Le problème de la SCI est que la location meublée est une activité commerciale. Or, une SCI est une société civile. Si elle exerce une activité commerciale, elle est automatiquement soumise à l’impôt sur les sociétés (IS), selon l’article 206 du CGI. Elle perd alors tous les avantages liés à l’IR, notamment le régime de la plus-value des particuliers. La SARL de famille est la seule structure permettant de faire de la location meublée en famille tout en restant à l’IR.

Critère SARL de famille (option IR) SCI (soumise à l’IS)
Compatibilité LMNP ✅ Parfaitement compatible ❌ Incompatible (bascule à l’IS)
Régime fiscal Impôt sur le Revenu (IR) Impôt sur les Sociétés (IS)
Amortissement Oui, réduit l’impôt des associés Oui, mais augmente la plus-value pro
Fiscalité plus-value Régime des particuliers (avec abattements) Régime des professionnels (souvent plus lourd)

Conclusion : Alors, la SARL de famille est-elle une bonne idée pour vous ?

La SARL de famille est une excellente niche fiscale pour des projets de location meublée en famille, surtout si vous visez une optimisation sur le long terme et une transmission de patrimoine. Elle permet de cumuler les avantages du LMNP (amortissement) et de l’IR (plus-value des particuliers).

Mais attention, ce n’est pas pour tout le monde. La complexité administrative et les coûts de gestion (comptable, cotisations sociales) sont bien réels. Si votre projet est de petite taille ou si vous cherchez la simplicité avant tout, ce montage peut être trop lourd. C’est une décision qui se prend après une analyse chiffrée de votre situation. Il est donc essentiel de consulter un expert-comptable avant de vous lancer.

FAQ – Questions fréquentes sur la SARL de famille et le LMNP

Que se passe-t-il en cas de divorce ou de décès d’un associé ?

En cas de divorce, si l’ex-conjoint n’a pas de lien de parenté avec les autres associés, la condition familiale n’est plus respectée. La société perd son statut de SARL de famille et bascule à l’IS. En cas de décès, si les héritiers ne sont pas des parents autorisés, le même problème se pose. Il est crucial d’anticiper ces situations dans les statuts de la société.

Peut-on louer un bien en nu dans une SARL de famille ayant opté pour l’IR ?

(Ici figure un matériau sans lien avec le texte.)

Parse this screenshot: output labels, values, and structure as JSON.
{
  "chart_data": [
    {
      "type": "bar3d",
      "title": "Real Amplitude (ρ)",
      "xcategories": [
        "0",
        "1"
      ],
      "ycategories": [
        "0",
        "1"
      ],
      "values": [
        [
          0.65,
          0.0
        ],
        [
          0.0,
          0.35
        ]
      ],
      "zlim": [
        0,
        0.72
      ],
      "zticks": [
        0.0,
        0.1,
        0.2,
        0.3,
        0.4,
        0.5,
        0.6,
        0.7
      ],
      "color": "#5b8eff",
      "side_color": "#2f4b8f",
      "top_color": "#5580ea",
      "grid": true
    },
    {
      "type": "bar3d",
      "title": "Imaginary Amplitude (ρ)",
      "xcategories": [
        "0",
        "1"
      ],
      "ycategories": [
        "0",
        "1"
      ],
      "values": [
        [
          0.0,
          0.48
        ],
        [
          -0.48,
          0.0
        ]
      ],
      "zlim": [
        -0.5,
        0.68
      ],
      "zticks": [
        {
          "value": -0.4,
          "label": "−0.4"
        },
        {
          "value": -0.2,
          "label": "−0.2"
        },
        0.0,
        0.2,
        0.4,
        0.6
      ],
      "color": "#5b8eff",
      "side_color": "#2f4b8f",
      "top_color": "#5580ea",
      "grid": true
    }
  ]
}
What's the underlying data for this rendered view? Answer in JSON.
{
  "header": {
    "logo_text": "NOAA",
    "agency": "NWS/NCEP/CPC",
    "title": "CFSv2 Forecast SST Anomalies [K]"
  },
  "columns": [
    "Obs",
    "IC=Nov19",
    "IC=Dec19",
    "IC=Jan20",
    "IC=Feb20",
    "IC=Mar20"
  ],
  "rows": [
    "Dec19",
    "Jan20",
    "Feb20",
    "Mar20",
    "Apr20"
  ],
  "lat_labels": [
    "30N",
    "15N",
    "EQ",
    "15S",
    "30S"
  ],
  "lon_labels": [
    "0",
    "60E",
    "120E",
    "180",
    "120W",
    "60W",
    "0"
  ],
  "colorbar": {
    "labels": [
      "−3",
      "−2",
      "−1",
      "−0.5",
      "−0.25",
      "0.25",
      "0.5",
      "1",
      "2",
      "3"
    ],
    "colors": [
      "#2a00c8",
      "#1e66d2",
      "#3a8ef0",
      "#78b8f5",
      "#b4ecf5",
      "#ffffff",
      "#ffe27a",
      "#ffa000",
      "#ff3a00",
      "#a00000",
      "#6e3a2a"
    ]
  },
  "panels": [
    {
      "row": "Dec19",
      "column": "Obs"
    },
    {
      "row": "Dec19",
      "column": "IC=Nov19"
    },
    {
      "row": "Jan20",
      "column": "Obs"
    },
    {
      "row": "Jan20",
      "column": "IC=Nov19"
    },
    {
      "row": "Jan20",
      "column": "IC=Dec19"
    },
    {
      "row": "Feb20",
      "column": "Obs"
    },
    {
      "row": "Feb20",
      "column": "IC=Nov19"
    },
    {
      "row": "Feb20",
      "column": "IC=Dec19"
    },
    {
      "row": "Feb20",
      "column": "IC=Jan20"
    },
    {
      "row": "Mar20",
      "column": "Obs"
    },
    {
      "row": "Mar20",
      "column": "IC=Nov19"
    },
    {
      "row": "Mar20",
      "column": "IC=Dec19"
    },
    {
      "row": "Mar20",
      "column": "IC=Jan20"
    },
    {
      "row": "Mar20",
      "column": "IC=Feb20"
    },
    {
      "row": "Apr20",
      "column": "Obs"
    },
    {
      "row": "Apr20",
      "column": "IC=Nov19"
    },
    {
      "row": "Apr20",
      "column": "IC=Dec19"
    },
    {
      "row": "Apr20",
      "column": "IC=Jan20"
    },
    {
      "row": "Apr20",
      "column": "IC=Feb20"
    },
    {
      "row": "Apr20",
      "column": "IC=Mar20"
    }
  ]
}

Non. La location nue est une activité civile. Si une SARL de famille à l’IR exerce à la fois une activité commerciale (meublée) et une activité civile (nue), elle risque de perdre son avantage fiscal et d’être soumise à l’IS si l’activité civile devient prépondérante.

Quel est le coût annuel moyen de gestion d’une SARL de famille ?

Il faut prévoir au minimum entre 1 500 € et 3 000 € par an. Ce montant inclut les honoraires de l’expert-comptable pour le bilan annuel et les déclarations fiscales, ainsi que les cotisations sociales minimales du gérant majoritaire.

La responsabilité des associés est-elle vraiment limitée ?

Oui, la responsabilité est limitée aux apports. Cela veut dire que si la société a des dettes, les créanciers ne peuvent pas saisir votre patrimoine personnel (maison, épargne…). Cependant, si vous vous portez caution personnelle pour un prêt bancaire de la société, cette protection tombe.